Speaking at a press event for its forthcoming Oculus Rift game Eve Valkyrie, CCP’s Chris Smith tells us: “We are passionate about the potential of this new wave of VR tech, so the more people who have the possibility to experience it the better as far as we are concerned. So yes, we would definitely welcome VR headsets for console players – it can only help bring the experience to the mass market.”

Smith says four things need to happen to make VR mainstream. Virtual reality must deliver genuinely new and worthwhile game experiences, killer launch games, an acceptable price and a good promotional campaign. Though we believe Sony is in a better position to deliver all of this right now, Smith is confident that Oculus Rift can do the same. “As far as I can see Oculus and VR as a whole is on the right track,” he tells us. “The first barrier is getting the Oculus on everyone’s head to show them why it’s a viable platform. The subject of ‘if’ or ‘will’ Oculus be a platform is not even a question worth asking after you have experienced it. If there is perhaps one barrier, it’s how long I can game with VR. Right now an hour is fine, but can I game for 10 hours? Perhaps having to take a small break isn’t so bad.”

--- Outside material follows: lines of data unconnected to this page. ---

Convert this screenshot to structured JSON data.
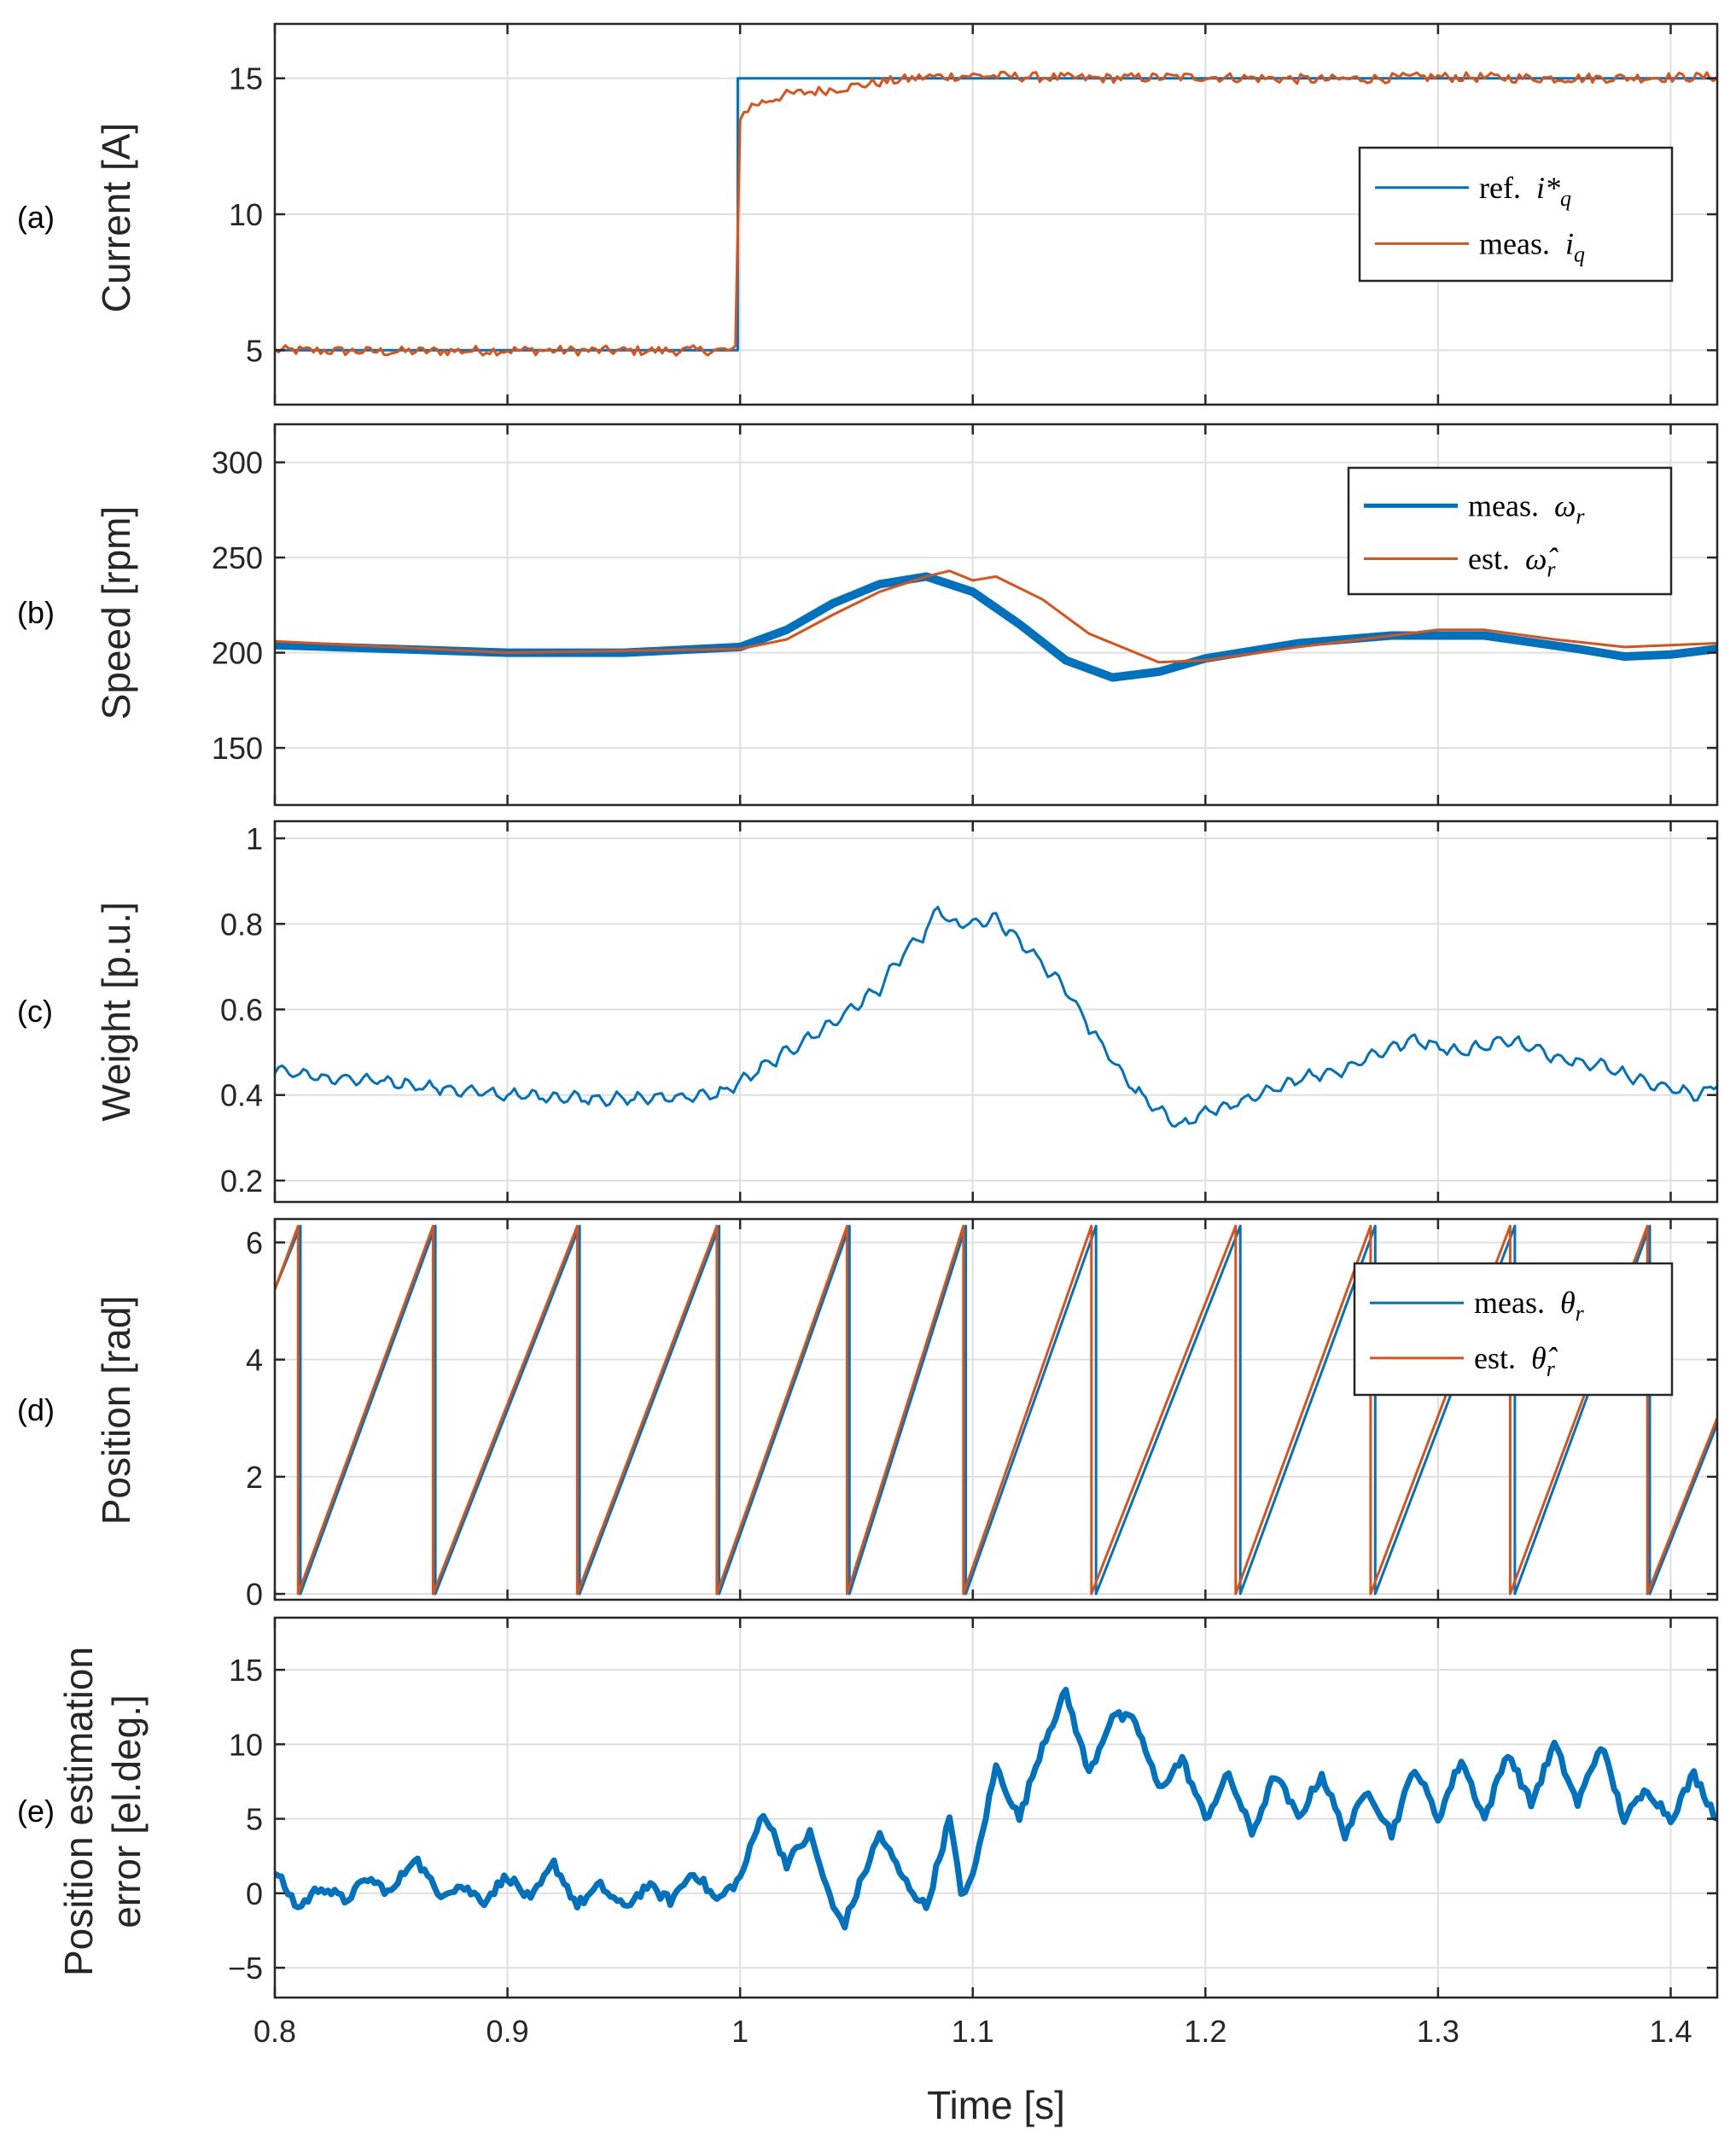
{
  "chart_data": [
    {
      "type": "line",
      "panel_label": "(a)",
      "ylabel": "Current [A]",
      "xlim": [
        0.8,
        1.42
      ],
      "ylim": [
        3,
        17
      ],
      "yticks": [
        5,
        10,
        15
      ],
      "grid": true,
      "legend": {
        "placement": "right-middle",
        "entries": [
          {
            "text": "ref.",
            "symbol": "i*",
            "sub": "q"
          },
          {
            "text": "meas.",
            "symbol": "i",
            "sub": "q"
          }
        ]
      },
      "series": [
        {
          "name": "ref. i_q*",
          "color": "#0072BD",
          "width": 3,
          "points": [
            [
              0.8,
              5
            ],
            [
              0.999,
              5
            ],
            [
              0.999,
              15
            ],
            [
              1.42,
              15
            ]
          ]
        },
        {
          "name": "meas. i_q",
          "color": "#D95319",
          "width": 3,
          "noise": 0.18,
          "points": [
            [
              0.8,
              5.0
            ],
            [
              0.85,
              4.95
            ],
            [
              0.9,
              5.0
            ],
            [
              0.95,
              4.98
            ],
            [
              0.998,
              5.0
            ],
            [
              1.0,
              13.6
            ],
            [
              1.005,
              14.0
            ],
            [
              1.02,
              14.4
            ],
            [
              1.04,
              14.6
            ],
            [
              1.06,
              14.85
            ],
            [
              1.08,
              15.05
            ],
            [
              1.1,
              15.1
            ],
            [
              1.15,
              15.0
            ],
            [
              1.2,
              15.05
            ],
            [
              1.25,
              14.95
            ],
            [
              1.3,
              15.05
            ],
            [
              1.35,
              15.0
            ],
            [
              1.42,
              15.05
            ]
          ]
        }
      ]
    },
    {
      "type": "line",
      "panel_label": "(b)",
      "ylabel": "Speed [rpm]",
      "xlim": [
        0.8,
        1.42
      ],
      "ylim": [
        120,
        320
      ],
      "yticks": [
        150,
        200,
        250,
        300
      ],
      "grid": true,
      "legend": {
        "placement": "top-right",
        "entries": [
          {
            "text": "meas.",
            "symbol": "ω",
            "sub": "r"
          },
          {
            "text": "est.",
            "symbol": "ω̂",
            "sub": "r"
          }
        ]
      },
      "series": [
        {
          "name": "meas. ω_r",
          "color": "#0072BD",
          "width": 10,
          "points": [
            [
              0.8,
              204
            ],
            [
              0.85,
              202
            ],
            [
              0.9,
              200
            ],
            [
              0.95,
              200
            ],
            [
              1.0,
              203
            ],
            [
              1.02,
              212
            ],
            [
              1.04,
              226
            ],
            [
              1.06,
              236
            ],
            [
              1.08,
              240
            ],
            [
              1.1,
              232
            ],
            [
              1.12,
              215
            ],
            [
              1.14,
              196
            ],
            [
              1.16,
              187
            ],
            [
              1.18,
              190
            ],
            [
              1.2,
              197
            ],
            [
              1.24,
              205
            ],
            [
              1.28,
              209
            ],
            [
              1.32,
              209
            ],
            [
              1.36,
              202
            ],
            [
              1.38,
              198
            ],
            [
              1.4,
              199
            ],
            [
              1.42,
              202
            ]
          ]
        },
        {
          "name": "est. ω̂_r",
          "color": "#D95319",
          "width": 3,
          "points": [
            [
              0.8,
              206
            ],
            [
              0.85,
              203
            ],
            [
              0.9,
              200
            ],
            [
              0.95,
              201
            ],
            [
              1.0,
              202
            ],
            [
              1.02,
              207
            ],
            [
              1.04,
              220
            ],
            [
              1.06,
              232
            ],
            [
              1.08,
              240
            ],
            [
              1.09,
              243
            ],
            [
              1.1,
              238
            ],
            [
              1.11,
              240
            ],
            [
              1.13,
              228
            ],
            [
              1.15,
              210
            ],
            [
              1.17,
              200
            ],
            [
              1.18,
              195
            ],
            [
              1.2,
              196
            ],
            [
              1.24,
              203
            ],
            [
              1.28,
              209
            ],
            [
              1.3,
              212
            ],
            [
              1.32,
              212
            ],
            [
              1.35,
              207
            ],
            [
              1.38,
              203
            ],
            [
              1.42,
              205
            ]
          ]
        }
      ]
    },
    {
      "type": "line",
      "panel_label": "(c)",
      "ylabel": "Weight [p.u.]",
      "xlim": [
        0.8,
        1.42
      ],
      "ylim": [
        0.15,
        1.04
      ],
      "yticks": [
        0.2,
        0.4,
        0.6,
        0.8,
        1
      ],
      "grid": true,
      "series": [
        {
          "name": "weight",
          "color": "#0072BD",
          "width": 3,
          "ripple": 0.012,
          "points": [
            [
              0.8,
              0.46
            ],
            [
              0.82,
              0.44
            ],
            [
              0.85,
              0.43
            ],
            [
              0.88,
              0.41
            ],
            [
              0.9,
              0.4
            ],
            [
              0.95,
              0.39
            ],
            [
              0.99,
              0.4
            ],
            [
              1.0,
              0.43
            ],
            [
              1.02,
              0.5
            ],
            [
              1.04,
              0.57
            ],
            [
              1.06,
              0.65
            ],
            [
              1.07,
              0.73
            ],
            [
              1.08,
              0.78
            ],
            [
              1.085,
              0.84
            ],
            [
              1.09,
              0.8
            ],
            [
              1.1,
              0.8
            ],
            [
              1.11,
              0.81
            ],
            [
              1.12,
              0.76
            ],
            [
              1.14,
              0.65
            ],
            [
              1.15,
              0.56
            ],
            [
              1.16,
              0.48
            ],
            [
              1.17,
              0.41
            ],
            [
              1.18,
              0.36
            ],
            [
              1.19,
              0.33
            ],
            [
              1.2,
              0.36
            ],
            [
              1.22,
              0.39
            ],
            [
              1.24,
              0.44
            ],
            [
              1.26,
              0.46
            ],
            [
              1.27,
              0.49
            ],
            [
              1.29,
              0.53
            ],
            [
              1.31,
              0.5
            ],
            [
              1.33,
              0.53
            ],
            [
              1.35,
              0.49
            ],
            [
              1.37,
              0.47
            ],
            [
              1.39,
              0.43
            ],
            [
              1.41,
              0.4
            ],
            [
              1.42,
              0.42
            ]
          ]
        }
      ]
    },
    {
      "type": "line",
      "panel_label": "(d)",
      "ylabel": "Position [rad]",
      "xlim": [
        0.8,
        1.42
      ],
      "ylim": [
        -0.1,
        6.4
      ],
      "yticks": [
        0,
        2,
        4,
        6
      ],
      "grid": true,
      "legend": {
        "placement": "top-right",
        "entries": [
          {
            "text": "meas.",
            "symbol": "θ",
            "sub": "r"
          },
          {
            "text": "est.",
            "symbol": "θ̂",
            "sub": "r"
          }
        ]
      },
      "series": [
        {
          "name": "meas. θ_r",
          "color": "#0072BD",
          "width": 3,
          "points": [
            [
              0.8,
              5.2
            ],
            [
              0.811,
              6.28
            ],
            [
              0.811,
              0
            ],
            [
              0.869,
              6.28
            ],
            [
              0.869,
              0
            ],
            [
              0.931,
              6.28
            ],
            [
              0.931,
              0
            ],
            [
              0.991,
              6.28
            ],
            [
              0.991,
              0
            ],
            [
              1.047,
              6.28
            ],
            [
              1.047,
              0
            ],
            [
              1.097,
              6.28
            ],
            [
              1.097,
              0
            ],
            [
              1.153,
              6.28
            ],
            [
              1.153,
              0
            ],
            [
              1.215,
              6.28
            ],
            [
              1.215,
              0
            ],
            [
              1.273,
              6.28
            ],
            [
              1.273,
              0
            ],
            [
              1.333,
              6.28
            ],
            [
              1.333,
              0
            ],
            [
              1.391,
              6.28
            ],
            [
              1.391,
              0
            ],
            [
              1.42,
              2.9
            ]
          ]
        },
        {
          "name": "est. θ̂_r",
          "color": "#D95319",
          "width": 3,
          "points": [
            [
              0.8,
              5.2
            ],
            [
              0.81,
              6.28
            ],
            [
              0.81,
              0
            ],
            [
              0.868,
              6.28
            ],
            [
              0.868,
              0
            ],
            [
              0.93,
              6.28
            ],
            [
              0.93,
              0
            ],
            [
              0.99,
              6.28
            ],
            [
              0.99,
              0
            ],
            [
              1.046,
              6.28
            ],
            [
              1.046,
              0
            ],
            [
              1.096,
              6.28
            ],
            [
              1.096,
              0
            ],
            [
              1.151,
              6.28
            ],
            [
              1.151,
              0
            ],
            [
              1.213,
              6.28
            ],
            [
              1.213,
              0
            ],
            [
              1.271,
              6.28
            ],
            [
              1.271,
              0
            ],
            [
              1.331,
              6.28
            ],
            [
              1.331,
              0
            ],
            [
              1.39,
              6.28
            ],
            [
              1.39,
              0
            ],
            [
              1.42,
              3.0
            ]
          ]
        }
      ]
    },
    {
      "type": "line",
      "panel_label": "(e)",
      "ylabel_lines": [
        "Position estimation",
        "error [el.deg.]"
      ],
      "xlabel": "Time [s]",
      "xlim": [
        0.8,
        1.42
      ],
      "ylim": [
        -7,
        18.5
      ],
      "yticks": [
        -5,
        0,
        5,
        10,
        15
      ],
      "xticks": [
        0.8,
        0.9,
        1,
        1.1,
        1.2,
        1.3,
        1.4
      ],
      "grid": true,
      "series": [
        {
          "name": "position estimation error",
          "color": "#0072BD",
          "width": 7,
          "noise": 0.35,
          "points": [
            [
              0.8,
              1.5
            ],
            [
              0.81,
              -1
            ],
            [
              0.82,
              0.5
            ],
            [
              0.83,
              -0.5
            ],
            [
              0.84,
              1
            ],
            [
              0.85,
              0
            ],
            [
              0.86,
              2.5
            ],
            [
              0.87,
              0
            ],
            [
              0.88,
              0.5
            ],
            [
              0.89,
              -0.5
            ],
            [
              0.9,
              1.2
            ],
            [
              0.91,
              -0.5
            ],
            [
              0.92,
              2
            ],
            [
              0.93,
              -0.8
            ],
            [
              0.94,
              0.5
            ],
            [
              0.95,
              -1
            ],
            [
              0.96,
              0.5
            ],
            [
              0.97,
              -0.5
            ],
            [
              0.98,
              1.5
            ],
            [
              0.99,
              -0.5
            ],
            [
              1.0,
              1
            ],
            [
              1.01,
              5.5
            ],
            [
              1.02,
              2
            ],
            [
              1.03,
              4
            ],
            [
              1.04,
              -1
            ],
            [
              1.045,
              -2
            ],
            [
              1.05,
              0
            ],
            [
              1.06,
              4
            ],
            [
              1.07,
              1
            ],
            [
              1.08,
              -1
            ],
            [
              1.09,
              5
            ],
            [
              1.095,
              0
            ],
            [
              1.1,
              1
            ],
            [
              1.11,
              8.5
            ],
            [
              1.12,
              5
            ],
            [
              1.13,
              10
            ],
            [
              1.14,
              13.5
            ],
            [
              1.15,
              8
            ],
            [
              1.16,
              12
            ],
            [
              1.17,
              11.5
            ],
            [
              1.18,
              7
            ],
            [
              1.19,
              9
            ],
            [
              1.2,
              5
            ],
            [
              1.21,
              8
            ],
            [
              1.22,
              4
            ],
            [
              1.23,
              8
            ],
            [
              1.24,
              5
            ],
            [
              1.25,
              8
            ],
            [
              1.26,
              4
            ],
            [
              1.27,
              7
            ],
            [
              1.28,
              4
            ],
            [
              1.29,
              8.5
            ],
            [
              1.3,
              5
            ],
            [
              1.31,
              9
            ],
            [
              1.32,
              5
            ],
            [
              1.33,
              9.5
            ],
            [
              1.34,
              6
            ],
            [
              1.35,
              10
            ],
            [
              1.36,
              6
            ],
            [
              1.37,
              10
            ],
            [
              1.38,
              5
            ],
            [
              1.39,
              7
            ],
            [
              1.4,
              5
            ],
            [
              1.41,
              8
            ],
            [
              1.42,
              5
            ]
          ]
        }
      ]
    }
  ]
}
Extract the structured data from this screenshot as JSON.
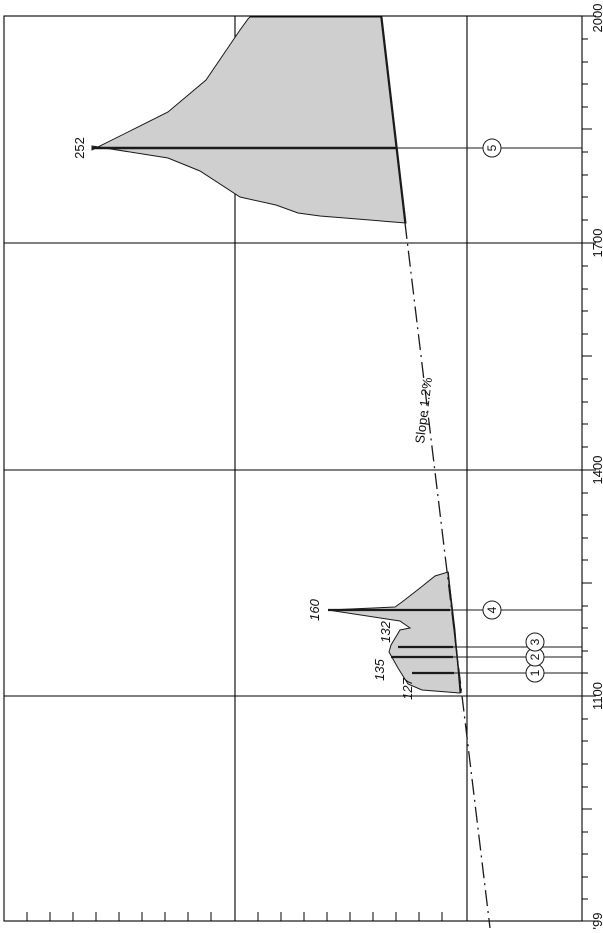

Frontier’s Elite: Dangerous and CCP’s Eve Valkyrie are among the best examples of forthcoming Rift games – thirdparty games on Sony’s VR tech is believed to be nonexistent right now, though firstparty studios can fill that gap.

Longer stretches of play are leaving players dazed for hours afterwards at this point. Indie studio Streum On Studio is developing SpaceHulk: Deathwing for Oculus Rift, and it too says VR must overcome this problem. “Oculus seems to be working hard on that,” says studio associate Longuepee Christophe. “The new HD version seems to have started to decrease this effect a bit.”

On the controller front, fellow Oculus Rift game Loading Human from Italian indie Untold Games is currently using Razer’s Wii Nunchuk-like Hydra controllers to replicate the player’s hands in the game. Its designer and art director Flavio Parenti suffers from motion sickness himself, but continues to work on the project, such is his enthusiasm for VR. “It’s a new medium so rules can be set and have to be discovered,” he tells us. “But the nausea has to go away. The real war is going to be on the controller side. We already almost have a standard view in VR, but how do you control something in VR? I’ve been playing tech demos for almost a year now and I can assure you the only way to play is with motion control, not with a gamepad. I think we need something that’s in between the two.”

SpaceHulk: Deathwing developer Streum On Studio says that it is using a gamepad to control its VR game, too, and it’s the same with CCP’s Eve Valkyrie, though its lead designer Chris Smith sees potential in all kinds of inputs. “Flight sticks, controllers and body tracking hardware all bring new opportunities to player control in VR as well as new design challenges,” he says. “Right now we are using a standard console controller and it’s working great.”

More complex, non-traditional controllers always excite and inspire game designers, but ultimately the simplest solution will surely win out. And it already exists; Dualshock 4’s light bar in concert with PlayStation Eye could offer both traditional and motion-based inputs for VR games, if executed well.

With Microsoft’s own spin on wearable tech still some way off, Sony already has everything it needs to steal Oculus’ thunder at GDC. It has the audience, the branding and the support of game developers across the industry – if its tech is accessibly priced and can overcome the problem of motion sickness, Sony’s VR headset could be the device to truly kickstart virtual reality gaming.